Just so I understand though, the real underlying issue resulting in the potential conflict is the packages directory being used for the side by side temporary installation location for the uninstall/install process, right?  The other issues around ProjectA not having had scripts run etc would then just be a run through all packages.config files listed in repositories.config to identify other dependent projects.  We do something similar already via an extension to reduce the number of OData calls/package downloads on internal servers (provides fully condensed solution-wide packages.config prior to processing).
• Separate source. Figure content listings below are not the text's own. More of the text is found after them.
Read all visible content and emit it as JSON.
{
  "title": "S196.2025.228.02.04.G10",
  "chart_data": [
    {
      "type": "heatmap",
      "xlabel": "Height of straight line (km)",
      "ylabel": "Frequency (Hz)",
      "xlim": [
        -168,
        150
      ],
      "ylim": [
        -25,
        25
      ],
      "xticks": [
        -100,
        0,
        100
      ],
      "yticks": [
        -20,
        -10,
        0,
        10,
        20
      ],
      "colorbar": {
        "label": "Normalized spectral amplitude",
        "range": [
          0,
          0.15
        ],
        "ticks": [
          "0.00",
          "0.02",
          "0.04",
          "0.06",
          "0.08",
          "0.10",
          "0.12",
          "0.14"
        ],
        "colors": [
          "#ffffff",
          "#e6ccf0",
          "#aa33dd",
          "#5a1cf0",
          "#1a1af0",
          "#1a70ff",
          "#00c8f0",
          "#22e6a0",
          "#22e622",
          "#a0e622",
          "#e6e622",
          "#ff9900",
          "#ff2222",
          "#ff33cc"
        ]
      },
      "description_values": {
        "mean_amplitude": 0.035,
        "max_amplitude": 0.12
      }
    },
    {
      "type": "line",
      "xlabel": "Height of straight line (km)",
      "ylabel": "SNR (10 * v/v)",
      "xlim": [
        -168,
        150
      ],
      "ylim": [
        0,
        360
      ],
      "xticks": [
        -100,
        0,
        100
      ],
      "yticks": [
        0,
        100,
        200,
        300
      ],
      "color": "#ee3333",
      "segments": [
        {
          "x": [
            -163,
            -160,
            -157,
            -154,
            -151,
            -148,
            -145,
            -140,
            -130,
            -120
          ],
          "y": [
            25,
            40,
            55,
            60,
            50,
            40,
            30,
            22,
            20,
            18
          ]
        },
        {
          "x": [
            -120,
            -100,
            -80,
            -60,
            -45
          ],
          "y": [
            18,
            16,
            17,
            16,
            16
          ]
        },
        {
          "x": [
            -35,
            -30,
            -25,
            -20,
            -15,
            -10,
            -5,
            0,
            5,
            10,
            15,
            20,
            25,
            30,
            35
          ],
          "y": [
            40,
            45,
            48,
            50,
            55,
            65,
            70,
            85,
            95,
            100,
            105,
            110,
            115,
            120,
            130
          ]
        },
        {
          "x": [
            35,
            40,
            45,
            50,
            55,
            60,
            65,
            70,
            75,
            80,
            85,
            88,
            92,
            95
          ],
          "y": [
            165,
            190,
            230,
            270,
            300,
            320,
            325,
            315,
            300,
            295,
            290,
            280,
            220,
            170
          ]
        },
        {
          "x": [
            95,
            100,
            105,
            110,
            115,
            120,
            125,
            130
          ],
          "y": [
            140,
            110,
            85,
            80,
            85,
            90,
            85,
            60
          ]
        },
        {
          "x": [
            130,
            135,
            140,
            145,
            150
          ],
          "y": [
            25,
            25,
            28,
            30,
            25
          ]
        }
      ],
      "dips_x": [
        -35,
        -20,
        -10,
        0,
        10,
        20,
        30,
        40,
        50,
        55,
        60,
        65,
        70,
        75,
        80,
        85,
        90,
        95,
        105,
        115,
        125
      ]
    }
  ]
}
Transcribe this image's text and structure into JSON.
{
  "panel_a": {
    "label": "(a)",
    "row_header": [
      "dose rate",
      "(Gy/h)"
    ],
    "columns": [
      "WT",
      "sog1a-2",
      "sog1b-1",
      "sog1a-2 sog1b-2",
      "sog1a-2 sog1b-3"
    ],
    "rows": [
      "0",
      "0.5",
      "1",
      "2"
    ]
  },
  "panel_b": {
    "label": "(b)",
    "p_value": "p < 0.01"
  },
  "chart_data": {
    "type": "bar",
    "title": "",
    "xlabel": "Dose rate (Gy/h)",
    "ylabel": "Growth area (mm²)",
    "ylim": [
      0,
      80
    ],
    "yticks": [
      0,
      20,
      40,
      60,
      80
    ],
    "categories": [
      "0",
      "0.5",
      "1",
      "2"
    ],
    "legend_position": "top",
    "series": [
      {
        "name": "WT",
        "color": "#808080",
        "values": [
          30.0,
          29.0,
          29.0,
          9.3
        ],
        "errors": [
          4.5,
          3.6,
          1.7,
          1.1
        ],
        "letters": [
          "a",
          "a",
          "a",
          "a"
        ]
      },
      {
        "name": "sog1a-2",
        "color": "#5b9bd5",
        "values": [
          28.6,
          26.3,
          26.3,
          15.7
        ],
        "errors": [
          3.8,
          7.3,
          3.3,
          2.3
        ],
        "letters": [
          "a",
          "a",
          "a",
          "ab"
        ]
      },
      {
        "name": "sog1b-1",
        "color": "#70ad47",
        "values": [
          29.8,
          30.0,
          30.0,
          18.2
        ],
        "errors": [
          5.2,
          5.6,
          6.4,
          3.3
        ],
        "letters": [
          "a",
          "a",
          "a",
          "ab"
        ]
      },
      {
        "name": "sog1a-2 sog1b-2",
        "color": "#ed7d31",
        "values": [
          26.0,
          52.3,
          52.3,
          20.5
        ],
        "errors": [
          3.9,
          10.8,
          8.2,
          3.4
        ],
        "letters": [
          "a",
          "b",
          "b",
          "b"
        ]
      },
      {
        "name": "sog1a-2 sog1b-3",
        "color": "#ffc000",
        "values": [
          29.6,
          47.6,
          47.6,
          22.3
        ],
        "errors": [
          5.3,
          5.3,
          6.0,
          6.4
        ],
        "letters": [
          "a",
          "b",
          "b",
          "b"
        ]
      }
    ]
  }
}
So it seems there is the possibility (with some dev work and design changes, I admit) that this caveat could be removed at a later date through the use of either temporary location/memory location for unpack prior to uninstall (or similar).  This would leave a levelling/versioning issue, however that seems less a functional failure and more a user choice/decision.

Coordinator
Sep 28, 2011 at 3:48 PM

@Ben yep. We prototyped the implementation a while back and there were some other subtle issues that came up that you wouldn't ordinarily consider until you actually try it. But I don't remember what they are. David Fowler could probably say more about them.

I think the idea here would be to take a very small iterative evolutionary approach. Down the road, we can improve it bit-by-bit. It helps to have parts of it being used so we hash out all the potential issues rather than trying to do it all at once and break a ton of people. :)

We probably need to flesh out the spec to call out all the various edge cases and design issues. Ideally the spec could also call out the various pieces we could add one at a time with design for them. http://nuget.codeplex.com/wikipage?title=Package%20Updates%20Should%20Be%20Global

Unfortunately, i won't get to it soon, but if I had volunteers from the community willing to think hard about this and help us spec it out, I'd provide write access to that document. :)

Editor
Oct 4, 2011 at 11:46 AM

@haacked happy to have a look at it, and drop you through some thoughts.  Do you want it chucked up on this message, or direct?

Coordinator
Oct 4, 2011 at 8:28 PM

Ben, here's the outdated spec. I'd rather we iterate on it: http://nuget.codeplex.com/wikipage?title=Package%20Updates%20Should%20Be%20Global

Coordinator
Oct 4, 2011 at 8:28 PM

p.s. I made you an editor. Be responsible. ;)

Dec 30, 2011 at 8:40 AM

Hi Everybody :)

Perhaps it's a bit late to add my comments to this feature. But it's something that, for me, should have been like that from the beginning.

So let's begin: .NET allows you to have multiple version of the same assembly. As far as I know you can do that with the GAC or with files with different names (nuget here).

Usually the assembly file name is the same for different versions. So from the first day using nuget I had to remember to update "ALL" references to a library package to avoid having a random version in the output project.

Also as you see in many open source projects there is a "common" libs, packages, bag of common assemblies. You can even improve on that with the feature of not comitting the nuget library packages and downloading them on "checkout/clone".

Therefore, in my little .NET world + few years experience, I cannot understand who will need (for example) two versions of log4net in the same solution. And if he needs them, how he is going to manage them without extra "steps" (I'd say hacks to rename files).

You can also observe how communities work in other languages/frameworks. A virtual GAC with ruby or pyton: rvm and virtualenv. Even if those languages allow you to import a specific version of a library, it seems easier for the people to build virtual environments with specific versions to avoid mistakes.

For me "conceptually" packages per project makes no sense. But speaking csproj/Visual Studio language, you see that projects depend on assemblies, so it seems more "correct" to work per project.